Volgens de arabische tekst boven de deuropening, werd de moskee in het jaar 1196 van Hegira, wat overeenkomt met het jaar 1781/82 CE, ingewijd, d.w.z. in de vroege jaren van het bewind van Al Jazzar Pasha in Acco.
De moskee van Ahmed Jazzar werd op ruïnes van de Kathedraal van het Heilige Kruis gebouwd. De moskee is na de heerser Al Jazzar genoemd, wat slager betekent, wegens zijn extreme wreedheid. Vandaag is de moskee als Jama El Basha (Moskee van de Pasja) bekend.
De pilaren die de met koepels afgedekte arcaden rond de binnenplaats creëren, werden uit Caesarea geplunderd; de ruimten waren bestemd voor islamitische theologiestudenten en pelgrims. Hieronder zijn grote breuken, de kelderverdieping van de Kruisvaarderskerk van de Johannieters.

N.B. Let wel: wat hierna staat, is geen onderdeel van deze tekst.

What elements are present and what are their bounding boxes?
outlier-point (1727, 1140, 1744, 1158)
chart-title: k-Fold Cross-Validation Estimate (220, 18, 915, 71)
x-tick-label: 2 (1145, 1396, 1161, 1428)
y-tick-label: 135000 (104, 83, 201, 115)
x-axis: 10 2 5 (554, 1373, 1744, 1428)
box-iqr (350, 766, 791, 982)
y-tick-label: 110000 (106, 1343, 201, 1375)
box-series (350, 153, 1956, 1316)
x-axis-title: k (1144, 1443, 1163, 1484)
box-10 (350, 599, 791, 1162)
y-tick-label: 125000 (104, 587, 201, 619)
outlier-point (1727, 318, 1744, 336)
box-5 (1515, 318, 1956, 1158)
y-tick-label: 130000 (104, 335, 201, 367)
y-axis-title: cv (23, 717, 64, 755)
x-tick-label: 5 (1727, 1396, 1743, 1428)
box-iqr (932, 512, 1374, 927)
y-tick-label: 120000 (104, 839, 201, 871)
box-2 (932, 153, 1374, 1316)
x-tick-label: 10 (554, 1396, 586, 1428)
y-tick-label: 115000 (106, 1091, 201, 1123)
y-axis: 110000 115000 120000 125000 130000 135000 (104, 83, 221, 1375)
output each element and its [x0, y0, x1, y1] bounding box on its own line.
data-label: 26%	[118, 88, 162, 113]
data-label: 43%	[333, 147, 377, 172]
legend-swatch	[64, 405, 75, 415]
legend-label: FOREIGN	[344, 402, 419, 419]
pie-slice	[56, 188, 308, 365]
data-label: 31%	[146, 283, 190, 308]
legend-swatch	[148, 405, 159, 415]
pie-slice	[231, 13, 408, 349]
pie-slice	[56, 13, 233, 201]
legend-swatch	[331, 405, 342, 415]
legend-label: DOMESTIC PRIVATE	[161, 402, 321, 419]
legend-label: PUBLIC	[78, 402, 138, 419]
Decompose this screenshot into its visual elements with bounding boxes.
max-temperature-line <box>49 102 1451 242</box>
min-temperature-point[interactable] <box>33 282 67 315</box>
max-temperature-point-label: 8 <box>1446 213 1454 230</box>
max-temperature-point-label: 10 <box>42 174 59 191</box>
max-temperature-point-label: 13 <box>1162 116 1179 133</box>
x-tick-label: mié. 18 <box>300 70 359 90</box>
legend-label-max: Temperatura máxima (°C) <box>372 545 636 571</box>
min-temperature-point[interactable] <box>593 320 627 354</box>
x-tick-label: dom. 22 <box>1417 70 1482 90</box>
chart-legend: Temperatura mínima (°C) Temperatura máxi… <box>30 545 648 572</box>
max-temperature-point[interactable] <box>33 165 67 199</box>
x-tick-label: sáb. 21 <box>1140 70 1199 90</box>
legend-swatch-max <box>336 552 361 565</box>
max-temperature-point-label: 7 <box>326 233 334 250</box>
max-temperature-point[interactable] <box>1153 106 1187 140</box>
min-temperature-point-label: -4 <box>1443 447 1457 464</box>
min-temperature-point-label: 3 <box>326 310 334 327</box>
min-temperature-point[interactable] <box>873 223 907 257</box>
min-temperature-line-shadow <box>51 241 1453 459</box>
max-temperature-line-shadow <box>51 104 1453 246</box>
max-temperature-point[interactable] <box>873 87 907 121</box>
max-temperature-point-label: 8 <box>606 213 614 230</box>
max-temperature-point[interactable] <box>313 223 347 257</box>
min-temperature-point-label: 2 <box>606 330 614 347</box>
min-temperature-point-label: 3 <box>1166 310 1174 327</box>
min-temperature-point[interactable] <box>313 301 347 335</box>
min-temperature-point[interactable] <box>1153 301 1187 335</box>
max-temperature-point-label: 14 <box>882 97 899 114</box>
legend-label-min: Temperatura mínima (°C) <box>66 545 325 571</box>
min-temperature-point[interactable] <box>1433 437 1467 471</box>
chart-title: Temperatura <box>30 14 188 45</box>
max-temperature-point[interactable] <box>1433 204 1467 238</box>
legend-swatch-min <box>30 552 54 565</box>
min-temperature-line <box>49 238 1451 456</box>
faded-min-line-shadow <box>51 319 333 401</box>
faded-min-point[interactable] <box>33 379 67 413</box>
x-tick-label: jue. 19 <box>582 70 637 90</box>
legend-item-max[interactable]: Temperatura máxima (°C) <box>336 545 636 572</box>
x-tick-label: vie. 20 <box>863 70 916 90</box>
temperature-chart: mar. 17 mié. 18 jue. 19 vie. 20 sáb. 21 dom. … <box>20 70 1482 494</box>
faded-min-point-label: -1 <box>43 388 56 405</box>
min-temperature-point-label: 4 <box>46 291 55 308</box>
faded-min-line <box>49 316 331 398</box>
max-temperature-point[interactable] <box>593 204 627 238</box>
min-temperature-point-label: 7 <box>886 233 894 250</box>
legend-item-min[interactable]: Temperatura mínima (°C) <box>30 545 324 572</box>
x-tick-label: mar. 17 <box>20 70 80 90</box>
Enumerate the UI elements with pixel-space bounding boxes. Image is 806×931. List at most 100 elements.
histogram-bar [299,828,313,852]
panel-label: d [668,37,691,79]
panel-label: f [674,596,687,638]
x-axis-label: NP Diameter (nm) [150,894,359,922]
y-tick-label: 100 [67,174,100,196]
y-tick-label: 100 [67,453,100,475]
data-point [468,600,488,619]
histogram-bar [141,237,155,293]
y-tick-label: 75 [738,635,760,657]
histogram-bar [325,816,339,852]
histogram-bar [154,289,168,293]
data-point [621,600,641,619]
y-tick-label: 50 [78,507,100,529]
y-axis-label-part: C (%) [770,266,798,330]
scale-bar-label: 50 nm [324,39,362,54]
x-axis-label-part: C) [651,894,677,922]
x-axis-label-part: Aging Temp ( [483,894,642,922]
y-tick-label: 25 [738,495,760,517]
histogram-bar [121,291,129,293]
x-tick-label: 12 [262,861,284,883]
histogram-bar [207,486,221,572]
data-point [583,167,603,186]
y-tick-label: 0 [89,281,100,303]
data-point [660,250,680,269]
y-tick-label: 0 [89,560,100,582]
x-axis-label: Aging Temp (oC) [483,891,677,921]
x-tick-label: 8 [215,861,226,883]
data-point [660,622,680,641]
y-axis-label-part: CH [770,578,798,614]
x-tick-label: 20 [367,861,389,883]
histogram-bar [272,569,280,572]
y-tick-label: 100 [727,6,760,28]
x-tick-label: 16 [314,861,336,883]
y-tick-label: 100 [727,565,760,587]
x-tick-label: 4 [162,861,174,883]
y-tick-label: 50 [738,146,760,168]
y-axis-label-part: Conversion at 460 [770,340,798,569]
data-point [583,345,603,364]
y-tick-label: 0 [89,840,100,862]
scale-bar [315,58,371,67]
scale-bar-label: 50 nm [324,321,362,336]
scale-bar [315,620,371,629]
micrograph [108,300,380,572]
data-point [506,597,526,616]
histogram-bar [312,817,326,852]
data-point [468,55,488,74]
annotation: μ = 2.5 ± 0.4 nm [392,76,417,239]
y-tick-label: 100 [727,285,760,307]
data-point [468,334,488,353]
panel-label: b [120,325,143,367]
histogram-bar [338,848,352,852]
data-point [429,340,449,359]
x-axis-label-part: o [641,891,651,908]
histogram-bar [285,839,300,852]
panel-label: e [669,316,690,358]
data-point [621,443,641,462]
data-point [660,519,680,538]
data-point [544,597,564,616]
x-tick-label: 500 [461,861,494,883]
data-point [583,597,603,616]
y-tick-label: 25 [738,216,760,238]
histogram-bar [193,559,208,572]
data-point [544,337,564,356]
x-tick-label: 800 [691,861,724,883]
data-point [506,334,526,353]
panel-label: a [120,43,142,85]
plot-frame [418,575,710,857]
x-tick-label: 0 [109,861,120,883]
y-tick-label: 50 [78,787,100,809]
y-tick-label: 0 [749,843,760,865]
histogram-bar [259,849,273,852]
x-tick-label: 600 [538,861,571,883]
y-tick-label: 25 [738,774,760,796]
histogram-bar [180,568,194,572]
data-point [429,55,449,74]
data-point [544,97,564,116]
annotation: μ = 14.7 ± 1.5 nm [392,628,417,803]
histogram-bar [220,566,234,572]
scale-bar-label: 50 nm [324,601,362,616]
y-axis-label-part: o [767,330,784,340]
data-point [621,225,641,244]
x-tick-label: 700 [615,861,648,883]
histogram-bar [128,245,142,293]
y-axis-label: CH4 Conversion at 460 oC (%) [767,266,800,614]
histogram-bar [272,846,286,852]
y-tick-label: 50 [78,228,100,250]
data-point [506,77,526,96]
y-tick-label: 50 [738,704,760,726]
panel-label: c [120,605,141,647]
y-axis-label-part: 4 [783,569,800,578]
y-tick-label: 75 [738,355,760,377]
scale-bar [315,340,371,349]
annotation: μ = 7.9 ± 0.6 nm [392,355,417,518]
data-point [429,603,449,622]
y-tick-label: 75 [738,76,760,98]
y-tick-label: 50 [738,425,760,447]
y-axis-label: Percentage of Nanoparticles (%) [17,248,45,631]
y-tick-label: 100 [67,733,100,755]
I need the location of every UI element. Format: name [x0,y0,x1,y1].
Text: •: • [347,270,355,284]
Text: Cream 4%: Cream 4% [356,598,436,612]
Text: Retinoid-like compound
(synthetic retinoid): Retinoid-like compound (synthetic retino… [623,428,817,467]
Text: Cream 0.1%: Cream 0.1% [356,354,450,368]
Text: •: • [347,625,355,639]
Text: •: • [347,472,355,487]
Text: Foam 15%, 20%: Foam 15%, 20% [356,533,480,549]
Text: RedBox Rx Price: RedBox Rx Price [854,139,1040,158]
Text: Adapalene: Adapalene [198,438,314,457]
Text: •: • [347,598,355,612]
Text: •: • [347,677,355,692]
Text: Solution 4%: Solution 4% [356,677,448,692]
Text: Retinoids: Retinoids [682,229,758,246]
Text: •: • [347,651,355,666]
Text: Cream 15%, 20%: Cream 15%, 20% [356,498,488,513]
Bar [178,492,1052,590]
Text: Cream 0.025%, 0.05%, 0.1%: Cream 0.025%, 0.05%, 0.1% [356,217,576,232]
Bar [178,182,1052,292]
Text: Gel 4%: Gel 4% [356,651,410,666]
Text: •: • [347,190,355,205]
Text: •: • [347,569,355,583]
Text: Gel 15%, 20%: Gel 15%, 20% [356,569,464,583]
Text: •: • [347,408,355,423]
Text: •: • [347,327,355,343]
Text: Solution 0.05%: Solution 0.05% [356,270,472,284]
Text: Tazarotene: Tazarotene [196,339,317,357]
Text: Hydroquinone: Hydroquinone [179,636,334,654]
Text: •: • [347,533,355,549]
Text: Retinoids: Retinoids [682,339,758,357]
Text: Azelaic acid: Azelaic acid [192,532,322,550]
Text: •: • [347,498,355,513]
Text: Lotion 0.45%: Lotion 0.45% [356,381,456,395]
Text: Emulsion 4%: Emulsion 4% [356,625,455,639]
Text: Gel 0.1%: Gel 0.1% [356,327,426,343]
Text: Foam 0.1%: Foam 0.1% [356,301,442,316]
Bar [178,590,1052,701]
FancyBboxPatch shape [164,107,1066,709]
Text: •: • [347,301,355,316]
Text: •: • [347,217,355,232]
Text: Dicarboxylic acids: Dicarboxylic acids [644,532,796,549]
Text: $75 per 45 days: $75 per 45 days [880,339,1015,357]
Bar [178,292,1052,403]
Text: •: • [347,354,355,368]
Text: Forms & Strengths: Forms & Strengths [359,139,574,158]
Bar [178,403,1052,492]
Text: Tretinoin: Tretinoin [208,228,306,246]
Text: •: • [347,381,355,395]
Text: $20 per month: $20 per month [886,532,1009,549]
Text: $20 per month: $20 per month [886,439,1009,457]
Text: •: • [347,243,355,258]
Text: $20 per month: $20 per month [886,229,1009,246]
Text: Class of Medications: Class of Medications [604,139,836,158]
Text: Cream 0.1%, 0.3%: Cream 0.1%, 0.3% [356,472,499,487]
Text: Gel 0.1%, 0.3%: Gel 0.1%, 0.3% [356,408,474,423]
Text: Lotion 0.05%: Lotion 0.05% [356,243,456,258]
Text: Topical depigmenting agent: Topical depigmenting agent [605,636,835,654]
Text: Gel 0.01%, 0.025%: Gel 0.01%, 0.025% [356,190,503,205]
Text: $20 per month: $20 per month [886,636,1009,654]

De moskee is de mooiste in Galilea, binnen verfraaid met blauwe en bruine wandschilderingen, het heeft Perzische tapijten van muur tot muur. Een doos in het afgeschermde gebied boven bevat haren van de baard van Profeet Mohammed, die alleen op de27ste van de maand Ramadan aan het publiek wordt getoond.
Bij de ingang is een gelijkend koepelvormig gebouw, eigendom van de graven van Al Jazzar (†1804) en zijn geadopteerde zoon en opvolger Pasja Suleiman (†1819).